Long been touted as one of the next disruptors in last mile delivery, drones have been gradual in making its way across markets, even despite initial overestimations of the rate the technology would be implemented.
Wing, the drone delivery company operated by Google-parent Alphabet, believes the potential surrounding it presents a much more real opportunity for merchants today, QSRs included.
Their recent numbers speak for themselves. Earlier this month, it reached the 100,000 customer delivery mark with over 50,000 of those delivered to customers in Logan—now touted by the company as the drone delivery capital of the world—during the last eight months alone.
Residents in the local government area ordered almost 4,500 deliveries in the first seven days of August, equivalent to a drone delivery nearly once every 30 seconds during its service hours.
“There's a lot of homes within Logan across the many suburbs [where] we deliver where they aren't walking distance from their local shopping center or their local coffee shop or the local grocery store,” Wing head of policy and community affairs Jesse Suskin told QSR Media.
“We have a lot of businesses, QSRs and across all the dozen businesses we deliver there that really like reaching their customers in this way. It's just a new form of last mile delivery that just doesn't exist.”

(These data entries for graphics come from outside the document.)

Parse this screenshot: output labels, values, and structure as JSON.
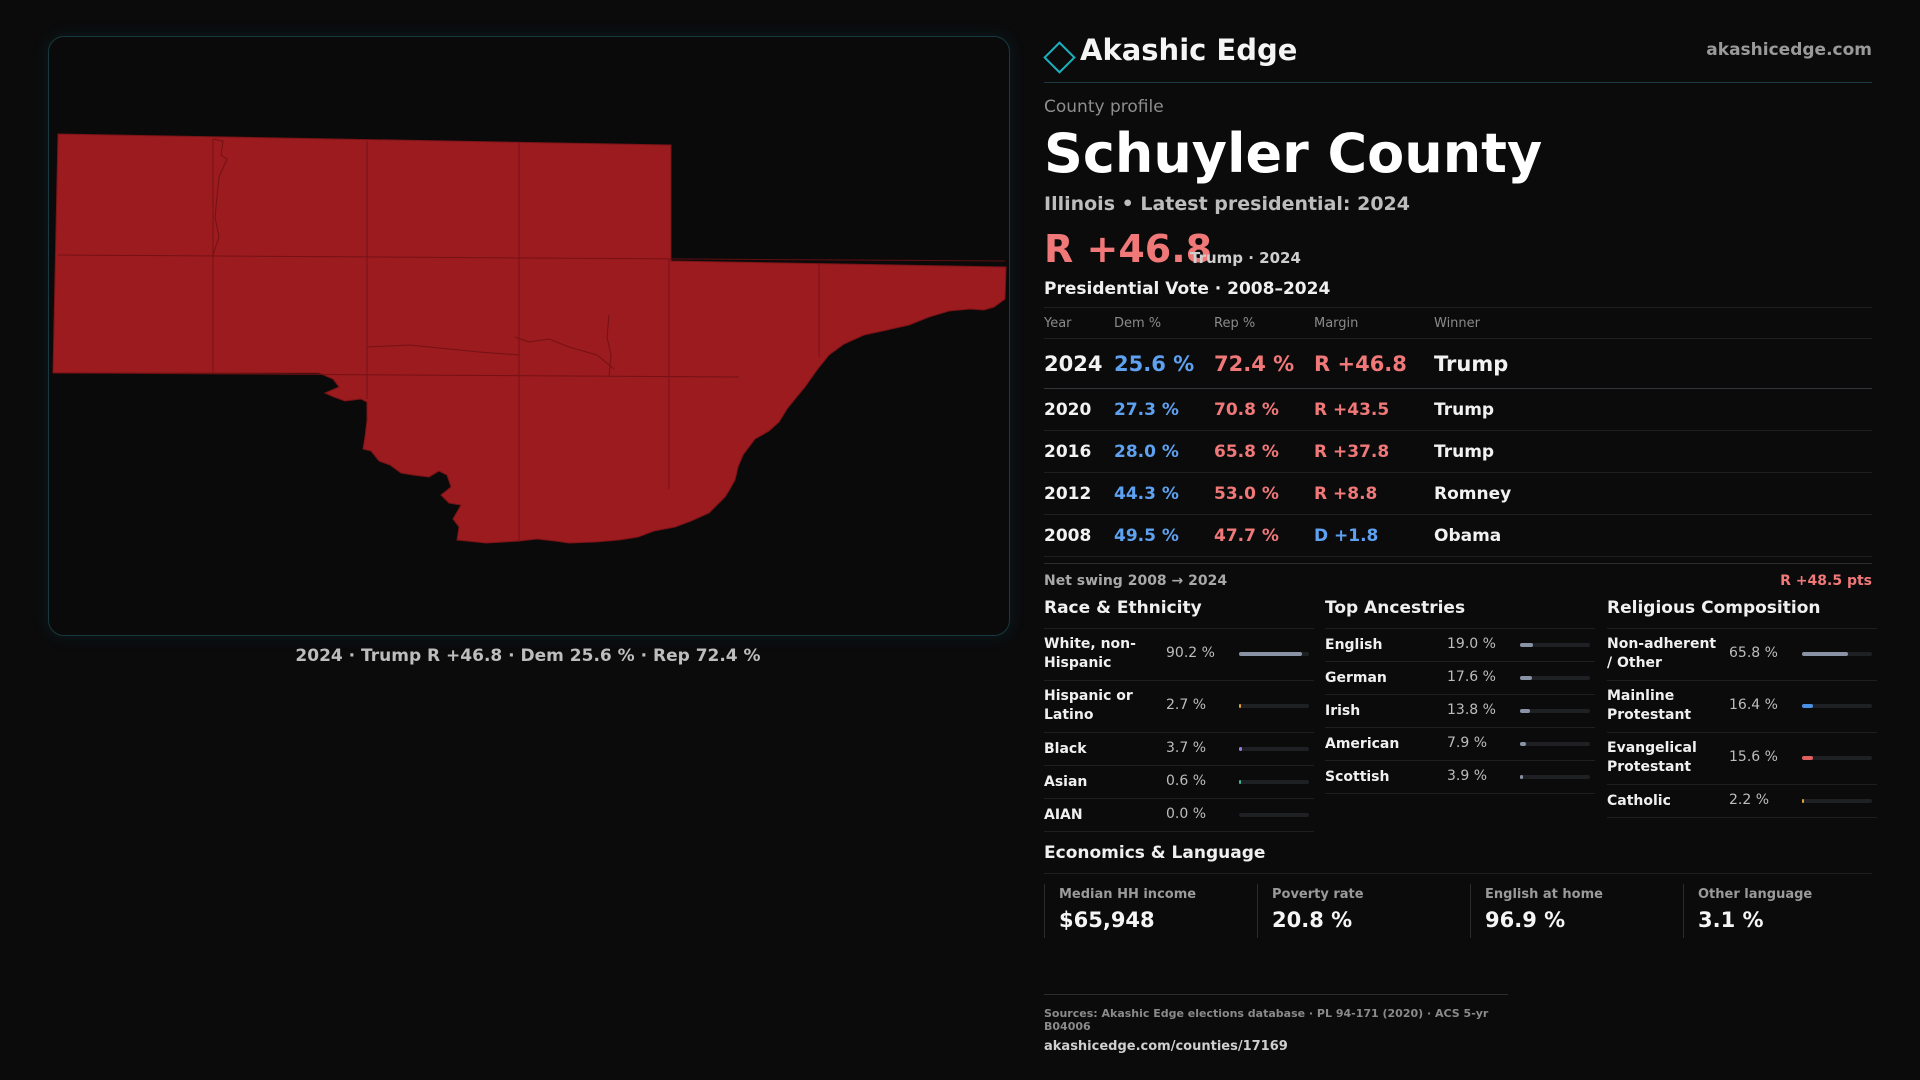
{
  "brand": {
    "name": "Akashic Edge",
    "url": "akashicedge.com"
  },
  "profile": {
    "eyebrow": "County profile",
    "county": "Schuyler County",
    "subtitle": "Illinois • Latest presidential: 2024",
    "headline_margin": "R +46.8",
    "headline_who": "Trump · 2024"
  },
  "map": {
    "caption": "2024 · Trump R +46.8 · Dem 25.6 % · Rep 72.4 %",
    "fill_color": "#9b1b1f",
    "border_color": "#17393f"
  },
  "vote": {
    "title": "Presidential Vote · 2008–2024",
    "columns": [
      "Year",
      "Dem %",
      "Rep %",
      "Margin",
      "Winner"
    ],
    "rows": [
      {
        "year": "2024",
        "dem": "25.6 %",
        "rep": "72.4 %",
        "margin": "R +46.8",
        "winner": "Trump"
      },
      {
        "year": "2020",
        "dem": "27.3 %",
        "rep": "70.8 %",
        "margin": "R +43.5",
        "winner": "Trump"
      },
      {
        "year": "2016",
        "dem": "28.0 %",
        "rep": "65.8 %",
        "margin": "R +37.8",
        "winner": "Trump"
      },
      {
        "year": "2012",
        "dem": "44.3 %",
        "rep": "53.0 %",
        "margin": "R +8.8",
        "winner": "Romney"
      },
      {
        "year": "2008",
        "dem": "49.5 %",
        "rep": "47.7 %",
        "margin": "D +1.8",
        "winner": "Obama"
      }
    ],
    "swing_label": "Net swing 2008 → 2024",
    "swing_value": "R +48.5 pts"
  },
  "race": {
    "title": "Race & Ethnicity",
    "items": [
      {
        "label": "White, non-Hispanic",
        "pct": "90.2 %",
        "value": 90.2,
        "color": "#8a93a6"
      },
      {
        "label": "Hispanic or Latino",
        "pct": "2.7 %",
        "value": 2.7,
        "color": "#e0a23a"
      },
      {
        "label": "Black",
        "pct": "3.7 %",
        "value": 3.7,
        "color": "#9a7ae0"
      },
      {
        "label": "Asian",
        "pct": "0.6 %",
        "value": 0.6,
        "color": "#3ab8a0"
      },
      {
        "label": "AIAN",
        "pct": "0.0 %",
        "value": 0.0,
        "color": "#8a93a6"
      }
    ]
  },
  "ancestry": {
    "title": "Top Ancestries",
    "items": [
      {
        "label": "English",
        "pct": "19.0 %",
        "value": 19.0,
        "color": "#8a93a6"
      },
      {
        "label": "German",
        "pct": "17.6 %",
        "value": 17.6,
        "color": "#8a93a6"
      },
      {
        "label": "Irish",
        "pct": "13.8 %",
        "value": 13.8,
        "color": "#8a93a6"
      },
      {
        "label": "American",
        "pct": "7.9 %",
        "value": 7.9,
        "color": "#8a93a6"
      },
      {
        "label": "Scottish",
        "pct": "3.9 %",
        "value": 3.9,
        "color": "#8a93a6"
      }
    ]
  },
  "religion": {
    "title": "Religious Composition",
    "items": [
      {
        "label": "Non-adherent / Other",
        "pct": "65.8 %",
        "value": 65.8,
        "color": "#8a93a6"
      },
      {
        "label": "Mainline Protestant",
        "pct": "16.4 %",
        "value": 16.4,
        "color": "#4a90e2"
      },
      {
        "label": "Evangelical Protestant",
        "pct": "15.6 %",
        "value": 15.6,
        "color": "#e06060"
      },
      {
        "label": "Catholic",
        "pct": "2.2 %",
        "value": 2.2,
        "color": "#e0a23a"
      }
    ]
  },
  "economics": {
    "title": "Economics & Language",
    "cells": [
      {
        "label": "Median HH income",
        "value": "$65,948"
      },
      {
        "label": "Poverty rate",
        "value": "20.8 %"
      },
      {
        "label": "English at home",
        "value": "96.9 %"
      },
      {
        "label": "Other language",
        "value": "3.1 %"
      }
    ]
  },
  "footer": {
    "sources": "Sources: Akashic Edge elections database · PL 94-171 (2020) · ACS 5-yr B04006",
    "url": "akashicedge.com/counties/17169"
  }
}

In the past year, Wing customers in Logan ordered more than 10,000 cups of barista-made coffee, over 1,000 loaves of bread delivered, more than 2,700 sushi rolls and over 1,200 roast chickens.
Now serving in 20 suburbs in Logan, Suskin believes success will come if they can replicate this model in cities that have “similar characteristics”: reaching people in the edge of a larger city or large groups of homes far from shops. (As of press time, its drone delivery service in Canberra was forced to temporarily shut down after its devices kept getting attacked by ravens guarding their nest.)
“I think that becomes a sweet spot for us and we're looking forward to pursuing that in the coming months and years in Australia,” he said.
Flexibility within last mile delivery journey
Despite being in a highly regulated space, Suskin remains firm in drones’ value, explaining the tech’s flexibility within the last mile delivery journey.
“What's unique about drone delivery is we are a piece of last mile delivery, but we don't have to be all of it. But there are those moments where using a car to move something five kilometers, whether it's food or hardware or coffee, that value proposition becomes tricky and difficult. But using a drone and an autonomous system to do that keeps the value proposition,” he said.
“Oftentimes, what this is replacing is the consumer getting in their car and making that trip themselves. And that's where that unique spot is.”
Suskin also reaffirmed the company’s plans to explore new delivery models, including “co-locating” their delivery service with businesses at their own premises. Currently, local businesses co-locate with them at their delivery facility.
The styrofoam drones—weighing 4.8kgs, have a wingspan of about 1.5 metres and can carry packages around 1.5kgs at speeds of over 110km/h—do not need a lot of infrastructure to be set up, he said.
“I think that will open up different opportunities for QSRs or any merchants doing anything in the near future.”
Cost savings of using drones
Suskin anticipates having between three and five new QSRs using their service by the end of the year. Whether they are chains or local concepts, Suskin cited one key attribute they are looking for in a merchant-partner: vision.
“We like merchants who are thinking about how they can best serve the community using a unique service like ours. We tend to like working with people who are willing to have that dialogue with us, help us improve, for us to be able to learn from them to be able to learn,” he explained.
“Sometimes, we do like items that wouldn't typically be delivered.”
The coming years will show, he added, that drones would become a viable, more affordable way to keep quality high.
The value proposition not only will be in the cost savings of using drones for last mile delivery, but furthermore, the quality standards will remain very high,” he said.
“We have a long way to go in expansion but we're in Australia for the long [term.] We have many years of experience now operating in two different states and we look forward to continuing that for many more years moving forward and working with many different partners.”